La plus haute cour sud-africaine a examiné vendredi un recours sur l’éligibilité de l’ancien président Jacob Zuma, question cruciale à moins de trois semaines d’une élection qui s’annonce comme la plus serrée depuis 30 ans.
A la fin d’une audience qui a duré plus de 10 heures, la Cour constitutionnelle de Johannesburg a réservé son jugement et levé la séance. Le jugement pourrait être rendu d’ici quelques jours.
M. Zuma, 82 ans, présent à l’audience, est à la tête d’un nouveau parti d’opposition (MK) qui cible notamment des électeurs déçus de l’ANC, le parti au pouvoir qui risque de perdre sa majorité parlementaire pour la première fois de son histoire lors des législatives du 29 mai.
Mais la commission électorale (IEC) avait fait valoir que Jacob Zuma, impliqué dans de multiples scandales de corruption, devrait être exclu du scrutin en raison d’une condamnation pour outrage en 2021 à 15 mois de prison.
La Cour constitutionnelle est appelée à se prononcer après qu’un tribunal électoral a donné raison à M. Zuma en avril.
La Cour doit trancher sur l’interprétation d’une norme constitutionnelle interdisant à toute personne condamnée à plus de 12 mois de prison de siéger au Parlement.
La commission électorale avait soutenu que cette disposition s’appliquait à M. Zuma. Mais les avocats de l’octogénaire avaient plaidé avec succès devant le tribunal électoral que ce n’était pas le cas, car sa sentence avait été raccourcie par une remise de peine.
Que M. Zuma ait purgé ou non l’ensemble de la peine à laquelle il avait été condamné, « il tombe dans la catégorie des gens exclus » du scrutin, a plaidé vendredi l’avocat de l’IEC, Tembela Ngcukaitobi.

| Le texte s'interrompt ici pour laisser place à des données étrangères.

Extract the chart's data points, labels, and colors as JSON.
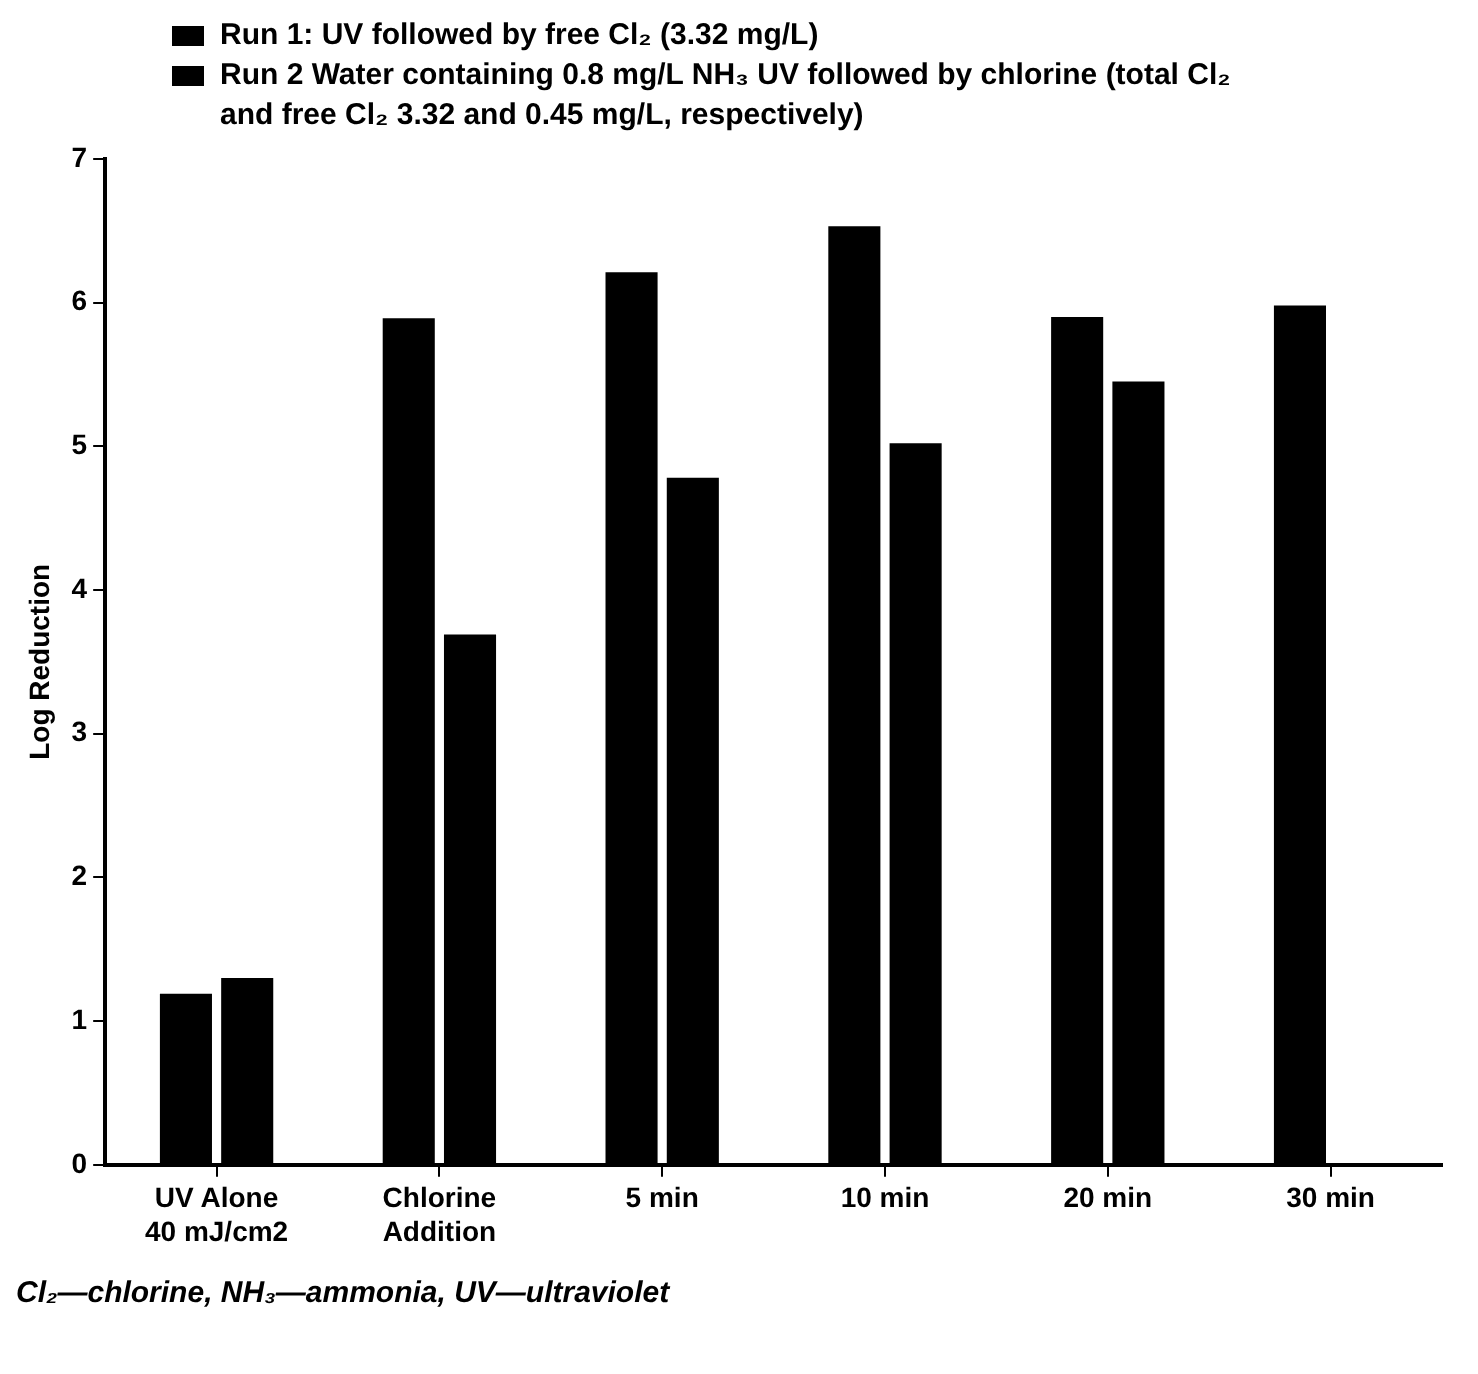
{
  "chart_data": {
    "type": "bar",
    "ylabel": "Log Reduction",
    "categories": [
      "UV Alone 40 mJ/cm2",
      "Chlorine Addition",
      "5 min",
      "10 min",
      "20 min",
      "30 min"
    ],
    "series": [
      {
        "name": "Run 1: UV followed by free Cl₂ (3.32 mg/L)",
        "color": "#000000",
        "values": [
          1.19,
          5.89,
          6.21,
          6.53,
          5.9,
          5.98
        ]
      },
      {
        "name": "Run 2 Water containing 0.8 mg/L NH₃ UV followed by chlorine (total Cl₂ and free Cl₂ 3.32 and 0.45 mg/L, respectively)",
        "color": "#000000",
        "values": [
          1.3,
          3.69,
          4.78,
          5.02,
          5.45,
          null
        ]
      }
    ],
    "ylim": [
      0,
      7
    ],
    "yticks": [
      0,
      1,
      2,
      3,
      4,
      5,
      6,
      7
    ],
    "grid": false,
    "legend": "top",
    "annotations": [
      "Cl₂—chlorine, NH₃—ammonia, UV—ultraviolet"
    ]
  }
}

« Il a été condamné », et « c’est très clair », à 15 mois de prison. La commission électorale « a eu raison de le disqualifier », a-t-il insisté. « Il n’est pas disqualifié par l’IEC, il est disqualifié par la Constitution ».
A lire: Elections en Afrique du sud: revers pour l’ANC, le parti de Zuma garde son nom
L’avocat de M. Zuma, Dali Mpofu, a plaidé au contraire, citant la définition du dictionnaire, qu’une remise de peine était « l’annulation d’une partie de la peine ».
– Besoin de « clarté » –
L’incarcération de M. Zuma en 2021 avait déclenché une vague inédite d’émeutes, qui avait fait plus de 350 morts. Beaucoup redoutent une redite de ce scénario catastrophe, les partisans de M. Zuma ayant « menacé de recourir à nouveau à la violence si les choses ne vont pas dans leur sens », comme l’a rappelé auprès de l’AFP la politologue Zakhele Ndlovu.
Dans le camp de l’ancien président, beaucoup considèrent la Cour constitutionnelle comme partisane. C’est elle qui, en 2021, avait condamné M. Zuma après son refus systématique de témoigner devant une commission examinant la corruption à grande échelle sous sa présidence (2009-2018).
Ben Winks, avocat constitutionnaliste interrogé par l’AFP, rappelle que « les termes de la Constitution ne mentionnent pas la durée de la peine purgée ».
M. Zuma n’a passé qu’un peu plus de deux mois derrière les barreaux, bénéficiant d’une libération conditionnelle pour raison de santé, puis d’une remise de peine.
Son nouveau parti, uMkhonto we Sizwe (MK), a créé la surprise en devenant une force politique pivot en seulement quelques mois, certains sondages lui attribuant plus de 8% des intentions de vote.
S’appuyant sur la popularité du charismatique Zuma, il devrait grignoter les voix de l’ANC qui, s’il perdait sa majorité parlementaire, serait contraint de former un gouvernement de coalition pour se maintenir au pouvoir.
Lors de son appel, l’IEC avait assuré n’avoir aucune intention de « s’immiscer dans le jeu politique », cherchant seulement de la « clarté » sur l’interprétation du passage de la Constitution, afin d’assurer des élections « libres et équitables ».
Dans les documents déposés au tribunal, elle explique que si M. Zuma était déclaré inéligible, cela n’affecterait pas la logistique du scrutin. Le nom de M. Zuma figurerait toujours sur les bulletins du MK, ce qui éviterait une réimpression, mais il ne serait pas considéré comme élu à l’issue du scrutin.